Credit: MACMILLAN AUSTRALIA

Although current treatments for HIV/AIDS seek to manage the disease, the ultimate aim of any therapy is complete eradication of the virus. Unfortunately, full eradication of HIV is challenging, as the virus establishes latent reservoirs in resting CD4+T cells. Now, Carter et al. show that HIV can infect haematopoietic stem cells (HSCs); thus, the reservoir of HIV is even more persistent than previously thought.

Previous reports had suggested that HSCs are resistant to infection by HIV, but known viral reservoirs cannot fully account for the disease progression of AIDS, indicating that there are other reservoirs of latent infection. A study from the authors, published in 2010, suggested that HIV can infect haematopoietic progenitor cells (HPCs), but the assays used could not differentiate HSCs from other cell types within the HPC population. Now, using a multilineage engraftment experiment (that is, the ability of haematopoietic cells engrafted into sublethally irradiated mice to form multiple blood lineages and persist for more than 4–6 weeks, which is the definitive assay for stem cell potential), Carter et al. show that HIV can indeed infect HSCs.

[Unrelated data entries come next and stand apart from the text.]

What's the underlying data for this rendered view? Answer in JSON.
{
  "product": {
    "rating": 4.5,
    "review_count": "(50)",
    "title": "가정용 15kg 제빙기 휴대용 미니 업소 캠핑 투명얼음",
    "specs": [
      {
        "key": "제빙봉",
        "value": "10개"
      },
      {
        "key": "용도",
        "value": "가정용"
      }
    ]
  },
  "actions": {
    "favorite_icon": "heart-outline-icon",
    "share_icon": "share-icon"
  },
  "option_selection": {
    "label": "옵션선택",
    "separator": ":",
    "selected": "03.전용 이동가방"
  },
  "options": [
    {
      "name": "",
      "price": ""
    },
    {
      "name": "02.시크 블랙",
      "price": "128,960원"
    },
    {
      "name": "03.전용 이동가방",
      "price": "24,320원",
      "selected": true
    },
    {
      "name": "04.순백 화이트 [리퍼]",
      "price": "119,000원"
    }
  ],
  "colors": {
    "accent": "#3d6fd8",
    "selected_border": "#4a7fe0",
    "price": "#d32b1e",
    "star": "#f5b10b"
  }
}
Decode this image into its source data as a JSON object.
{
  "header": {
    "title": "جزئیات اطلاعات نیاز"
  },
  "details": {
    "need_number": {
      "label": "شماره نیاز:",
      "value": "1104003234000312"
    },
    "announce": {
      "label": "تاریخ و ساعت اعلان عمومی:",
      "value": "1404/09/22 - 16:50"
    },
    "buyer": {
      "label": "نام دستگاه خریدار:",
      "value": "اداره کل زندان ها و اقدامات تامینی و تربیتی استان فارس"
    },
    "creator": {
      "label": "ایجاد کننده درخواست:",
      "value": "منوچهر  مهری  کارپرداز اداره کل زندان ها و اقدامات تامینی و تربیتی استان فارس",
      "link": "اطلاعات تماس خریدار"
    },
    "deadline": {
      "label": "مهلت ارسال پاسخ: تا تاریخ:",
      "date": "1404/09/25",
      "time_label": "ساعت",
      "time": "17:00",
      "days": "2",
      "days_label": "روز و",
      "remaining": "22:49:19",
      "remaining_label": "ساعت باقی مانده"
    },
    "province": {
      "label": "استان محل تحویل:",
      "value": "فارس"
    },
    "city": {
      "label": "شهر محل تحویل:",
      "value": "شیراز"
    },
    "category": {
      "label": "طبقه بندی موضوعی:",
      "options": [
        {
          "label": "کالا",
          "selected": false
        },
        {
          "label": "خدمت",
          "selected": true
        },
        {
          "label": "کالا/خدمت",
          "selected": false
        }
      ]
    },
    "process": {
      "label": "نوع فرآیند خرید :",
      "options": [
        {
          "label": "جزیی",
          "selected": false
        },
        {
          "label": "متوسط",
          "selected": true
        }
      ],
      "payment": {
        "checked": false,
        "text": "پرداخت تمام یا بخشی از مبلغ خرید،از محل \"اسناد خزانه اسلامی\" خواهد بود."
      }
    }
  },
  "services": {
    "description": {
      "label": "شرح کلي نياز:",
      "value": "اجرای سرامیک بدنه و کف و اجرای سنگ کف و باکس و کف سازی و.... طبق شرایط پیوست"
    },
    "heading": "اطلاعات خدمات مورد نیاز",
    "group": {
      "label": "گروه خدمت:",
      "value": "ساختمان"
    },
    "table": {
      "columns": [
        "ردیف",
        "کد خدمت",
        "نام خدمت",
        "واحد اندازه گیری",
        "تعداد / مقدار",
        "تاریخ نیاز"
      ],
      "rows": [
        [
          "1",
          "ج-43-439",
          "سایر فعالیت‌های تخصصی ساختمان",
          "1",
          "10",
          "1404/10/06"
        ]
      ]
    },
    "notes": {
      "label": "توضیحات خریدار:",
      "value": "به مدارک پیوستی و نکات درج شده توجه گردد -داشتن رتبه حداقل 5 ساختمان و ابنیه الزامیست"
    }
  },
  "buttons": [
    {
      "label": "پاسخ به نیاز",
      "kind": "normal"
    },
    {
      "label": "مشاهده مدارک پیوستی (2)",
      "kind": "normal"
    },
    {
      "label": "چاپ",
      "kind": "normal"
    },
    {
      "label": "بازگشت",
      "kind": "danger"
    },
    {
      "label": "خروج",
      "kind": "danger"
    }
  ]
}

They began the current study by investigating whether the cellular receptor that HIV uses to enter cells influences the type of HPCs that become infected. HIV enters cells through the interaction of the HIV envelope protein (Env) with the CD4 receptor and either of the chemokine co-receptors CXCR4 or CCR5. The authors generated replication-deficient, non-toxic HIV in a system in which they could vary the tropism of the Env protein. In addition, they tagged the HIV genome with GFP under a constitutive promoter, allowing the use of flow cytometry to isolate infected cells. They found that HIV particles containing a CXCR4-tropic Env protein could infect cells that have a CD34hiCD133+ phenotype, which is associated with multipotency. By contrast, using the CCR5-tropic Env protein, the virus could only efficiently infect the more differentiated CD34lowCD133 cells. Next, the authors used colony formation assays, in which progenitor cells differentiate in vitro into colonies that are representative of the lineages that can form in vivo, to show that cells infected by CXCR4-tropic HIV can form colonies that are derived from immature HPCs, including HSCs. By contrast, CCR5-tropic HIV-infected cells formed very few colonies.

To confirm that CXCR4-tropic HIV can infect HSCs, the authors performed the multilineage engraftment experiment, introducing human HPCs infected with CXCR4-tropic HIV into irradiated mice. Human-derived, GFP+ lymphoid and myeloid cells were detected in the blood of the mice up to 20 weeks after transplantation. This indicates that the original HIV-infected cells were indeed HSCs.

Thus, treatments to cure HIV will need to eradicate the reservoir of latent HIV in slow-dividing HSCs. However, as active infection with HIV causes HSCs to undergo apoptosis, it is possible that therapies to activate HSCs may be effective in reducing the HIV reservoir, in combination with standard antiretroviral therapy.